Over the years, many hoped that the wingsuiting community would develop safely without the need for heavy-handed regulation from USPA. Those who opposed a wingsuit instructor rating argued that USPA does not—and should not—require specific training for or regulate advanced skydiving such as freeflying or high-performance canopy piloting. The best example of a skydiving discipline that developed excellent training methods and safety guidelines without requiring USPA regulation is canopy formation skydiving. The pioneers of canopy formation skydiving learned what worked well and what didn’t work well and formulated the best processes and techniques for teaching jumpers who are new to the discipline. Those guidelines continued to evolve and improve, and now it is very rare that a fatality occurs during a canopy formation jump.
However, wingsuiting is growing much more quickly than canopy formation skydiving ever did. Rapid growth without much oversight seems to be causing growing pains for the discipline. The community continues to struggle with fatal and non-fatal accidents, many of which could have been prevented through better training and supervision of the new wingsuit jumpers and their instructors. Whispered rumors of sub-standard first-flight courses provided by unscrupulous wingsuit trainers to jumpers with fewer than 200 skydives abound. However, those with direct knowledge don’t seem willing to take a stand against it, put a stop to it or report it to USPA to consider for disciplinary action.
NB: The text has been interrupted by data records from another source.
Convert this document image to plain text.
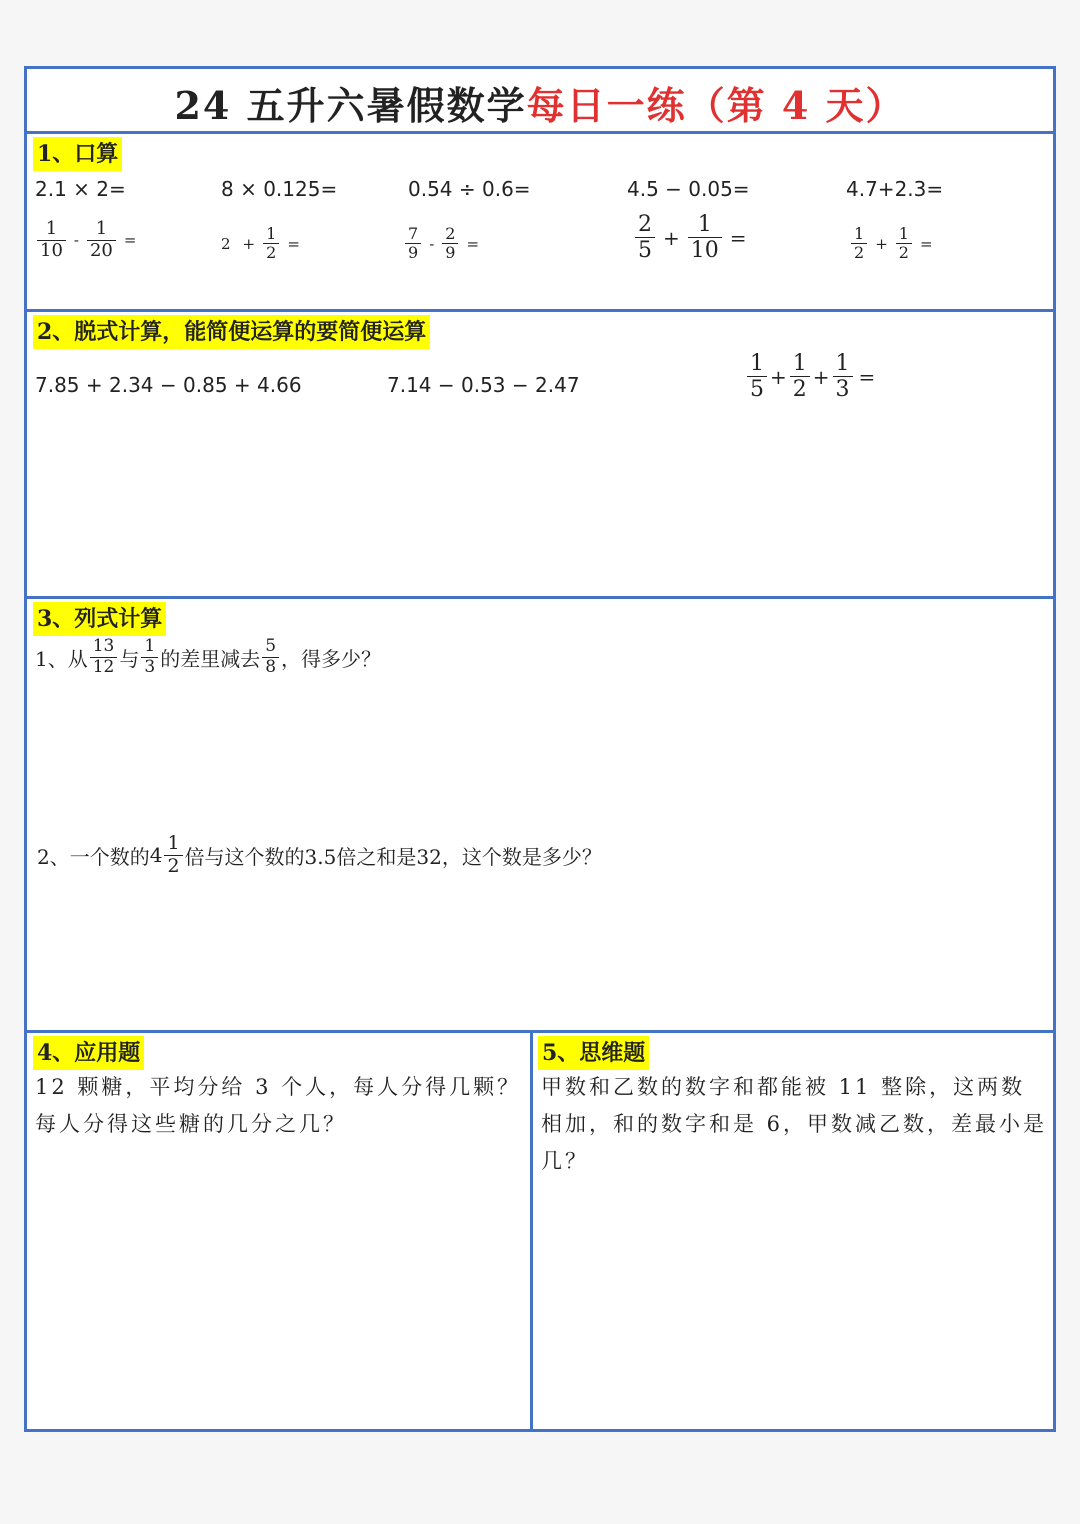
24 五升六暑假数学每日一练（第 4 天）
1、口算
2.1 × 2=	8 × 0.125=	0.54 ÷ 0.6=	4.5 − 0.05=	4.7+2.3=
$\frac{1}{10} - \frac{1}{20}$ =	$2 + \frac{1}{2}$ =	$\frac{7}{9} - \frac{2}{9}$ =	$\frac{2}{5} + \frac{1}{10}$ =	$\frac{1}{2} + \frac{1}{2}$ =
2、脱式计算，能简便运算的要简便运算
7.85 + 2.34 − 0.85 + 4.66	7.14 − 0.53 − 2.47	$\frac{1}{5} + \frac{1}{2} + \frac{1}{3}$ =
3、列式计算
1、从 $\frac{13}{12}$ 与 $\frac{1}{3}$ 的差里减去 $\frac{5}{8}$ ，得多少？
2、一个数的$4 \frac{1}{2}$ 倍与这个数的3.5倍之和是32，这个数是多少？
4、应用题
12 颗糖，平均分给 3 个人，每人分得几颗？每人分得这些糖的几分之几？
5、思维题
甲数和乙数的数字和都能被 11 整除，这两数相加，和的数字和是 6，甲数减乙数，差最小是几？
There have been a lot of recent advances in wingsuit performance, and the suits are getting larger and more complicated to fly. The wingsuit community needs to step up to the plate and tackle the problems within the discipline. More thorough and structured primary-flight training and better supervision of both trainers and students would go a long way toward reducing wingsuiting accidents. Many feel that USPA should have stepped in and more heavily regulated wingsuiting back in 2012, and those same concerns over the same issues are still in play today. Something needs to change, and that change just might mean a heavier hand from USPA. Wingsuiters, it’s really up to you.